Cyclin E binds to G1 phase Cdk2, which is required for the transition from G1 to S phase of the cell cycle that determines initiation of DNA duplication. The Cyclin E/CDK2 complex phosphorylates p27Kip1 (an inhibitor of Cyclin D), tagging it for degradation, thus promoting expression of Cyclin A, allowing progression to S phase.
Like all cyclin family members, cyclin E forms a complex with cyclin-dependent kinase (CDK2). Cyclin E/CDK2 regulates multiple cellular processes by phosphorylating numerous downstream proteins.
Cyclin E/CDK2 plays a critical role in the G1 phase and in the G1-S phase transition. Cyclin E/CDK2 phosphorylates retinoblastoma protein (Rb) to promote G1 progression. Hyper-phosphorylated Rb will no longer interact with E2F transcriptional factor, thus release it to promote expression of genes that drive cells to S phase through G1 phase. Cyclin E/CDK2 also phosphorylates p27 and p21 during G1 and S phases, respectively. Smad3, a key mediator of TGF-β pathway which inhibits cell cycle progression, can be phosphorylated by cyclin E/CDK2. The phosphorylation of Smad3 by cyclin E/CDK2 inhibits its transcriptional activity and ultimately facilitates cell cycle progression. CBP/p300 and E2F-5 are also substrates of cyclin E/CDK2. Phosphorylation of these two proteins stimulates the transcriptional events during cell cycle progression. Cyclin E/CDK2 can phosphorylate p220(NPAT) to promote histone gene transcription during cell cycle progression.
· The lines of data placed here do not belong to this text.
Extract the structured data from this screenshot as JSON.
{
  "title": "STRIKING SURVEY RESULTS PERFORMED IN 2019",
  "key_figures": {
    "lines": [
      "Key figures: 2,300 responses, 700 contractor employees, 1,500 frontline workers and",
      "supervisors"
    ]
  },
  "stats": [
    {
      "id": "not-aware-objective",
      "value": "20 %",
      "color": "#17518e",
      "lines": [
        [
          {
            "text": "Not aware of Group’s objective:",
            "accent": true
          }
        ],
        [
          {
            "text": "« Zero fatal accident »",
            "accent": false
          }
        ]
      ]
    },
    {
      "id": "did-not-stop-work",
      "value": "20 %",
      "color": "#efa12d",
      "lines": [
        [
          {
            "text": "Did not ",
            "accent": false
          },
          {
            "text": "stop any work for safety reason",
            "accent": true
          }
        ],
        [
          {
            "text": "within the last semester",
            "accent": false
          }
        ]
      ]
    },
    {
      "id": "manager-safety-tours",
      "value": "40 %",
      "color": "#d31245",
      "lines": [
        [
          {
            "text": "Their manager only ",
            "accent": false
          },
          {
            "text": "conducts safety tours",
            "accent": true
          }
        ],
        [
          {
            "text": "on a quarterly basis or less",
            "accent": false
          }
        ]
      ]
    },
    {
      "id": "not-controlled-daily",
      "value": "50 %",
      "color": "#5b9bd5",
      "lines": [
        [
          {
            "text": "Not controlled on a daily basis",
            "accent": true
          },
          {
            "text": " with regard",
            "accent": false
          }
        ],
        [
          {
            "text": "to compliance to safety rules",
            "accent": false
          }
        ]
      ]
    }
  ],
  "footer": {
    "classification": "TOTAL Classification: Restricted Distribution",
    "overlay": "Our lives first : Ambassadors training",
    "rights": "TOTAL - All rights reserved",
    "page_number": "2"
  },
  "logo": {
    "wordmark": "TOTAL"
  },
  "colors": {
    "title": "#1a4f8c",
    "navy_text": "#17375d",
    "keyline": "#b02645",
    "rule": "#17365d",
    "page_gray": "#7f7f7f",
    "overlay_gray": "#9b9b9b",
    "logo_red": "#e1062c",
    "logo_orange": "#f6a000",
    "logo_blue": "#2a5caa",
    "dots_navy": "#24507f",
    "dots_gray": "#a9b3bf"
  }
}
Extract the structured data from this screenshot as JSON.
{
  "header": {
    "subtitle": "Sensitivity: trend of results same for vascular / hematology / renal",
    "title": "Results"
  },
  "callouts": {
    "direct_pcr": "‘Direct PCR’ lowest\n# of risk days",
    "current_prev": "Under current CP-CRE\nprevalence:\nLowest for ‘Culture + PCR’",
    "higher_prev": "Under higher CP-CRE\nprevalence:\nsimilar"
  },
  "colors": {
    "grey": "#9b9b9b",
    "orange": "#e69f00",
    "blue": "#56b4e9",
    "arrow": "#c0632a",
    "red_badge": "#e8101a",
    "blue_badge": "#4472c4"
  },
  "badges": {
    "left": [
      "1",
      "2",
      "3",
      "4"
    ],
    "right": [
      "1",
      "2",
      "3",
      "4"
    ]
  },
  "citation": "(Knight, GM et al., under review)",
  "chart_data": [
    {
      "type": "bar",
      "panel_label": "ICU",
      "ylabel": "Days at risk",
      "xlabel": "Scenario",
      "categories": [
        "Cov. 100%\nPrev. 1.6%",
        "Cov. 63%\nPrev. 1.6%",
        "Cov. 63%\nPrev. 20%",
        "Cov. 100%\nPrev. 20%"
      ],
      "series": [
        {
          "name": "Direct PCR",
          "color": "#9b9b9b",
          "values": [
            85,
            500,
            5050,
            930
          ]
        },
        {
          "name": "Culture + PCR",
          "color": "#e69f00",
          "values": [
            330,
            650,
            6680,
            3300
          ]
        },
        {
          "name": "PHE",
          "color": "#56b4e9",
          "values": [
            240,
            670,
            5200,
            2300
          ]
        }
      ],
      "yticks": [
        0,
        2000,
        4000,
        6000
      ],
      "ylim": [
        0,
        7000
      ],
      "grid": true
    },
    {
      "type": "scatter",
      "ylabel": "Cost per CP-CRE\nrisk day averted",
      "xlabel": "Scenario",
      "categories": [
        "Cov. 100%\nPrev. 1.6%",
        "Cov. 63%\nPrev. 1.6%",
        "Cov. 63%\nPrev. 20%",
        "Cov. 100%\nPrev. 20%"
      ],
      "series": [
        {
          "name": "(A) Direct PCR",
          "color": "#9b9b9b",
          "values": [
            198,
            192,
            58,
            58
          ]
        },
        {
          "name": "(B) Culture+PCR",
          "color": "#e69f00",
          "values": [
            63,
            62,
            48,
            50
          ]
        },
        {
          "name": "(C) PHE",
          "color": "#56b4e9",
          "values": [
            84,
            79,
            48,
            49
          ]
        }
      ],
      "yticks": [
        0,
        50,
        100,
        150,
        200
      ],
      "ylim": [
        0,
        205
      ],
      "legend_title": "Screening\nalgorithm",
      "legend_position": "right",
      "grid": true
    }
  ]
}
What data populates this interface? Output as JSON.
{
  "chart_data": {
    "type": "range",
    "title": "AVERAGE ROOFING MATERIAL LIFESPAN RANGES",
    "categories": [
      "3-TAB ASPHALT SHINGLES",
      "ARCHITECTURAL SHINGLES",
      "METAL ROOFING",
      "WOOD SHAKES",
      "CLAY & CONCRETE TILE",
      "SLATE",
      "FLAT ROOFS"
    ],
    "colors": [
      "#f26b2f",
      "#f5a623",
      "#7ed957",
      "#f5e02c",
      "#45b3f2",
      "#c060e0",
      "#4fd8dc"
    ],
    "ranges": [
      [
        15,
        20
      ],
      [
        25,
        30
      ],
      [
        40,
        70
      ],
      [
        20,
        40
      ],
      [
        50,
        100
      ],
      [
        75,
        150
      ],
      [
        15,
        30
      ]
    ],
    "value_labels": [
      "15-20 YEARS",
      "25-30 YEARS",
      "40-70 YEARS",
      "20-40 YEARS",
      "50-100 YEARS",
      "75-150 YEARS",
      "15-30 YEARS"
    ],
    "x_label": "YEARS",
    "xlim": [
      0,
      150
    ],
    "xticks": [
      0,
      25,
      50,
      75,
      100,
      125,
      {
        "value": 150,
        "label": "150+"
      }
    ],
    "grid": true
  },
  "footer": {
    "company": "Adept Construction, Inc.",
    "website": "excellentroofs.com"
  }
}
Apart from the function in cell cycle progression, cyclin E/CDK2 plays a role in the centrosome cycle. This function is performed by phosphorylating nucleophosmin (NPM). Then NPM is released from binding to an unduplicated centrosome, thereby triggering duplication. CP110 is another cyclin E/CDK2 substrate which involves in centriole duplication and centrosome separation. Cyclin E/CDK2 has also been shown to regulate the apoptotic response to DNA damage via phosphorylation of FOXO1.
Over-expression of cyclin E correlates with tumorigenesis. It is involved in various types of cancers, including breast, colon, bladder, skin and lung cancer. DNA copy-number amplification of cyclin E1 is involved in brain cancer. Besides that, dysregulated cyclin E activity causes cell lineage-specific abnormalities, such as impaired maturation due to increased cell proliferation and apoptosis or senescence.